Menurutnya, transformasi digital dalam birokrasi bukan hanya soal penggunaan teknologi, tetapi juga menjadi bagian dari upaya membangun sistem karier ASN yang lebih terbuka dan berkeadilan.
Menag menegaskan bahwa manajemen talenta di Kementerian Agama diharapkan mampu memperkuat prinsip kesetaraan, termasuk dalam memberikan ruang bagi ASN perempuan untuk menduduki posisi strategis berdasarkan kapasitas dan rekam jejak.
“Salah satu hasil yang ingin kita capai melalui manajemen talenta adalah terwujudnya keadilan gender. Setiap ASN harus memperoleh kesempatan yang sama untuk berkembang dan menduduki jabatan berdasarkan kompetensinya,” kata Nasaruddin.
Ia menambahkan, proses pengisian jabatan di lingkungan Kemenag harus dilakukan berdasarkan integritas dan kemampuan, bukan karena kedekatan atau preferensi pribadi.
“Jadi, penempatan jabatan di Kemenag dilakukan berdasarkan integritas dan kompetensi.
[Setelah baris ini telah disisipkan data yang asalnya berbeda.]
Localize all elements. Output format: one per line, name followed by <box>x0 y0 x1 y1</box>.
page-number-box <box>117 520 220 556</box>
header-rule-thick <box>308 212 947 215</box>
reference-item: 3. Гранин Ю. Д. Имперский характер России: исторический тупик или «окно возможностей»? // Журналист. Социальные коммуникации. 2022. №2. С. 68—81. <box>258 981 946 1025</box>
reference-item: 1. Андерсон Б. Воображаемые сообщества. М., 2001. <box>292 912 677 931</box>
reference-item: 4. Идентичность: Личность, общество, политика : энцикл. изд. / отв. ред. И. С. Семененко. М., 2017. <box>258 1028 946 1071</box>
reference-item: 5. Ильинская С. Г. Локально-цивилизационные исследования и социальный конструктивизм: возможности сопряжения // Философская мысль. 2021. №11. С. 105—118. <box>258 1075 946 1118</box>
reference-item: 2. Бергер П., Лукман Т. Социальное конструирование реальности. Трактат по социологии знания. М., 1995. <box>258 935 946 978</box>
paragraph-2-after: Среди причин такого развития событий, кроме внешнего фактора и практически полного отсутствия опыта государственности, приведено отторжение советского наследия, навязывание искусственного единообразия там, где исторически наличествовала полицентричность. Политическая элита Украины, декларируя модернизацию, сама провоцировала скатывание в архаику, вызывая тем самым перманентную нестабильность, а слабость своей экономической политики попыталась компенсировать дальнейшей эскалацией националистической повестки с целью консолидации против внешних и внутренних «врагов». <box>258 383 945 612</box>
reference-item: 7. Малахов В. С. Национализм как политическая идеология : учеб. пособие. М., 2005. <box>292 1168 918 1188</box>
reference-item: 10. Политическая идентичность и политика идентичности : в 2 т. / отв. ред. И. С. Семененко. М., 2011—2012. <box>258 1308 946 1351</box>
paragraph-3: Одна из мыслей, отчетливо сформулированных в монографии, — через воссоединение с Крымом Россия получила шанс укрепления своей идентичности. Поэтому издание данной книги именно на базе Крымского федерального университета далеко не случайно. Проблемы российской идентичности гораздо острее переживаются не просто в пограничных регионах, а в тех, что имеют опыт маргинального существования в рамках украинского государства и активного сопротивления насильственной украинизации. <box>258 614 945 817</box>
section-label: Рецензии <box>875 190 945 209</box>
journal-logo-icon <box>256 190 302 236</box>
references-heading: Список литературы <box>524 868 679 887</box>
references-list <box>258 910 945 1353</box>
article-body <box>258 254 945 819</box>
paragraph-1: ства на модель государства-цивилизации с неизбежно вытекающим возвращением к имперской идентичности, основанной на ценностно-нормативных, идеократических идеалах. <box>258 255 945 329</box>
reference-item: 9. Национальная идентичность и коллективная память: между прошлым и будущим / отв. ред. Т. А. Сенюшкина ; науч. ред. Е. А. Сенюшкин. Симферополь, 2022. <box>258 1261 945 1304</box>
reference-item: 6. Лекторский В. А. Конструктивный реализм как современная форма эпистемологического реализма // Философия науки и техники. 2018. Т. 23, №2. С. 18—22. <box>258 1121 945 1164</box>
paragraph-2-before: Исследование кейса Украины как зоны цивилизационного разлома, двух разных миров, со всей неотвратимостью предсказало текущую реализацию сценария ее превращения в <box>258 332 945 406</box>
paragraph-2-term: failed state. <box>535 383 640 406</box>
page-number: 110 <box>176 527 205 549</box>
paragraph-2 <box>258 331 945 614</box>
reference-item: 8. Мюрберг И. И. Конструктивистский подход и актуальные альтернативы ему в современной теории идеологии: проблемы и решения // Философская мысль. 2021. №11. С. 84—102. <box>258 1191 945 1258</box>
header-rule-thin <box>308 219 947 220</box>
Ini penting dalam rangka mendorong profesionalitas, mencegah KKN, dan tidak berdasakan like dan dislike,” tegasnya.
Untuk mendukung implementasi kebijakan tersebut, Menag meminta Biro Sumber Daya Manusia (SDM) Kemenag segera menyusun panduan penerapan manajemen talenta agar seluruh ASN memahami mekanisme pengembangan karier berbasis sistem merit.
Selain itu, setiap ASN juga diharapkan memiliki catatan kinerja yang terdokumentasi melalui lembar kerja sebagai bagian dari proses evaluasi dan pengembangan kompetensi.
Kemenag Kantongi Persetujuan BKN
Sekretaris Jenderal Kementerian Agama Kamaruddin Amin menyampaikan bahwa Kemenag telah memperoleh persetujuan dari Badan Kepegawaian Negara (BKN) untuk menerapkan manajemen talenta secara penuh.